Anisoptera grossivenia
- Conservation status: Least Concern (IUCN 3.1)

Scientific classification
- Kingdom: Plantae
- Clade: Embryophytes
- Clade: Tracheophytes
- Clade: Angiosperms
- Clade: Eudicots
- Clade: Rosids
- Order: Malvales
- Family: Dipterocarpaceae
- Genus: Anisoptera
- Species: A. grossivenia
- Binomial name: Anisoptera grossivenia Slooten

= Anisoptera grossivenia =

- Genus: Anisoptera (plant)
- Species: grossivenia
- Authority: Slooten
- Conservation status: LC

Species of tree

Anisoptera grossivenia is a tree in the family Dipterocarpaceae, native to Borneo.
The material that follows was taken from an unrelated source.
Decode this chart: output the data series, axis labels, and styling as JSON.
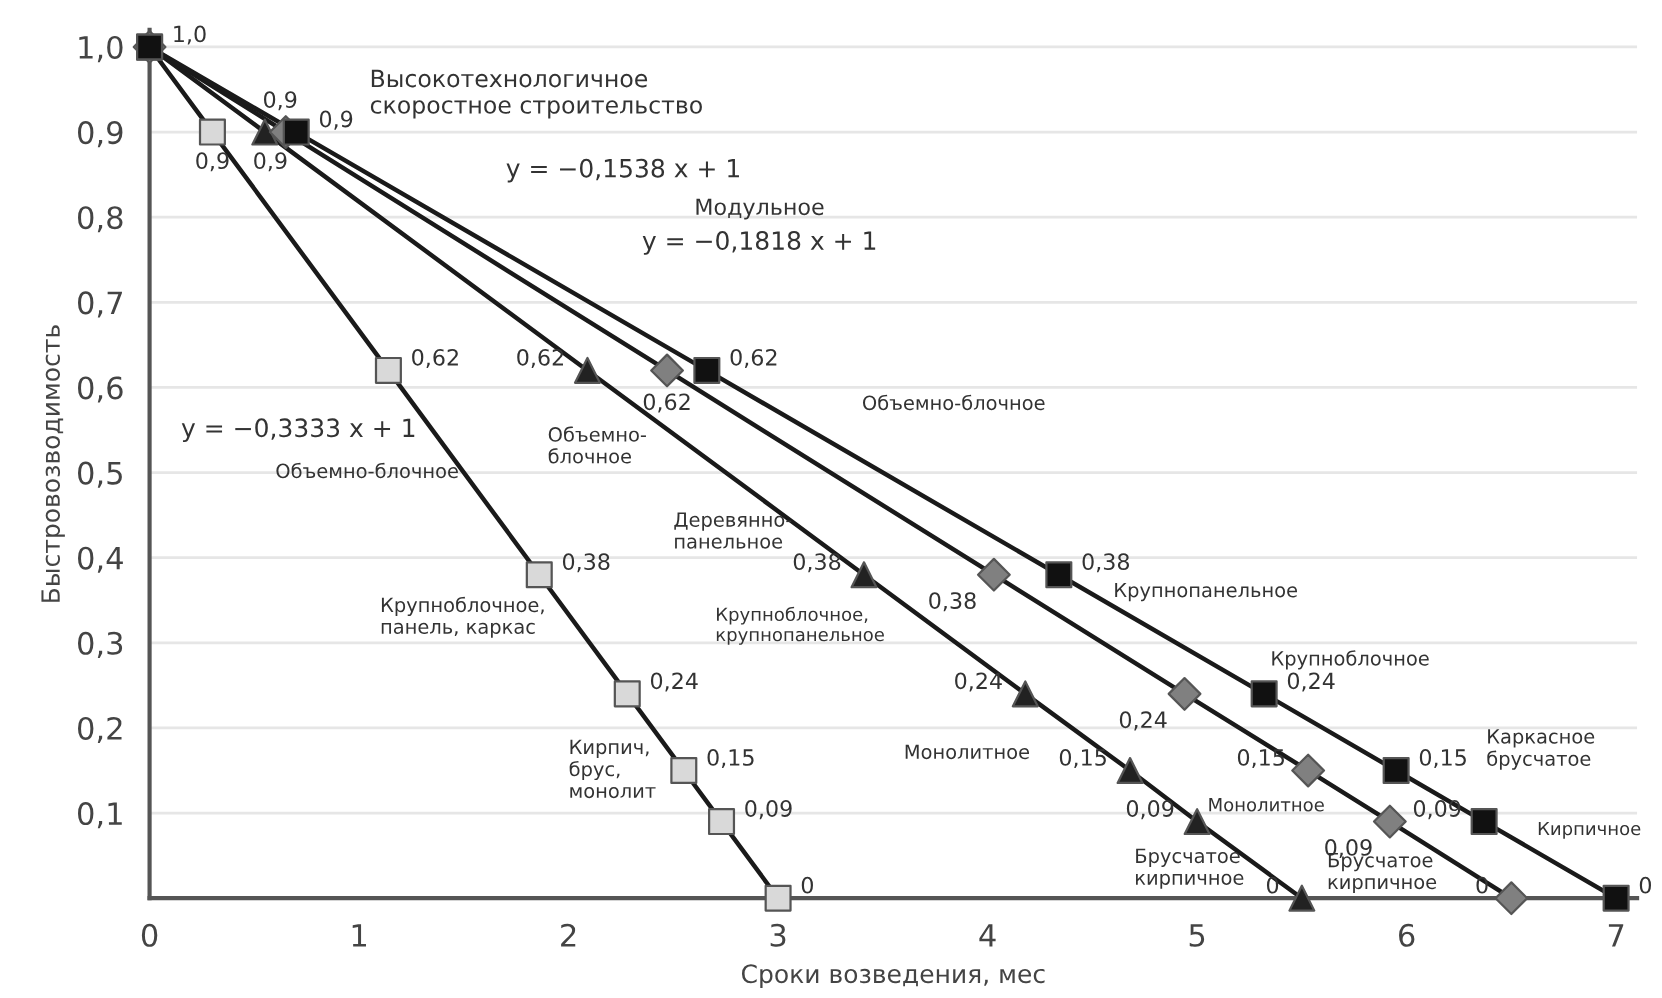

The specific epithet grossivenia means "veined like unripe fig", referring to the purple veins of the leaf.

==Description==
Anisoptera grossivenia grows up to 60 m tall, with a trunk diameter of up to 1.5 m. It has buttresses. The bark is fissured and flaky. The blistered leaves are oblong to obovate and measure up to 12 cm long. The inflorescences measure up to 20 cm long and bear yellow flowers.

==Distribution and habitat==
Anisoptera grossivenia is endemic to Borneo. Its habitat is in lowland dipterocarp forests.